209 - One Man's Experiences with Psychedelics with Mark A. Michaels209 - One Man's Experiences with Psychedelics with Mark A. Michaels
Ruthless Compassion with Dr. Marcia Sirota
Writer Mark A. Michaels talks with Dr. Marcia Sirota about his use of psychedelics, especially ketamine with EMDR, in the context of trauma, identity, and attachment. They question traditional diagnosis, discuss risks and benefits of different psychedelic settings, and reflect on how these experiences can change self-understanding.
41:51•21 May 2026
Psychedelics, Therapy and Self-Discovery with Mark A. Michaels
Episode Overview
- A strong, trusting relationship with a therapist is essential before adding psychedelics to therapy.
- Ketamine combined with EMDR can, in some cases, reduce distress quickly and deepen insight when used carefully.
- Over‑focusing on diagnosis and labels may distract from the main goal of reducing suffering and improving life.
- Group psychedelic work and medicalised ketamine without psychotherapy can carry significant risks or limited long‑term benefit.
- Mystical or spiritual experiences are not a guaranteed path to healing; integrating insights into everyday life matters more.
“Used wisely and well, the insights that you can gain are much deeper and more rapid than you can with extended therapy.”
What insights can experts and survivors share about addiction, trauma, and healing with psychedelics? This episode of *Ruthless Compassion* brings together psychiatrist Dr. Marcia Sirota and writer/conceptual artist Mark A. Michaels for a candid, sometimes unsettling, sometimes funny conversation about using psychedelics in therapy.

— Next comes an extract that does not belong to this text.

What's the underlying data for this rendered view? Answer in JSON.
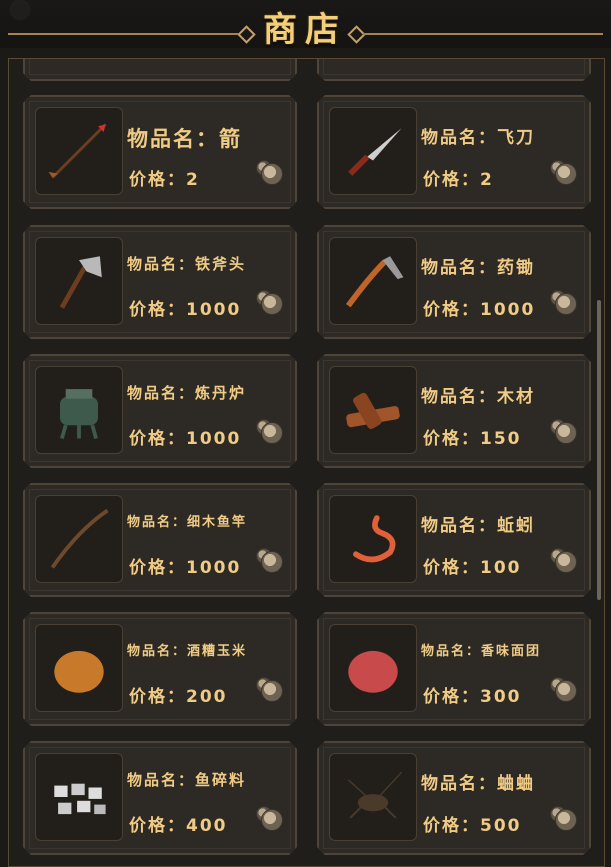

Mark describes himself as “an uncontrolled experiment” and talks about finding out in his thirties that he was conceived by donor insemination, and how tracking down his biological father “was like looking in the mirror for the first time.” That shock reshaped his view of Freud’s Oedipus complex and pushed him to question long‑held assumptions in psychoanalysis and diagnosis.
He then talks through a recent crisis: the collapse of his marriage, daily thoughts that life wasn’t worth living, and how a new course of therapy combining ketamine and EMDR shifted things within weeks. He explains how psychedelics helped him anchor a sense of secure attachment to a former analyst and then to himself, saying he used them “to fall in love with my intellect” instead of seeing it as a pathology.
You’ll hear sharp criticism of over‑reliance on labels like PTSD and complex trauma, and how insurance‑driven diagnosis can distort treatment. Mark and Marcia compare different models of ketamine treatment, the high costs and access issues, and the risks of poorly held group psychedelic sessions versus careful one‑to‑one work.
They also touch on spirituality, with Mark pushing back on the idea that mystical experiences are the main healing ingredient: he’s wary of turning psychedelics into a quest for enlightenment instead of grounded symptom relief and genuine change in daily life. If you’re curious about whether psychedelics might fit into therapy, or you just like hearing someone question clinical sacred cows with humour and honesty, this conversation gives plenty to think about.
What parts of your own story might look different if you had permission to rewrite them?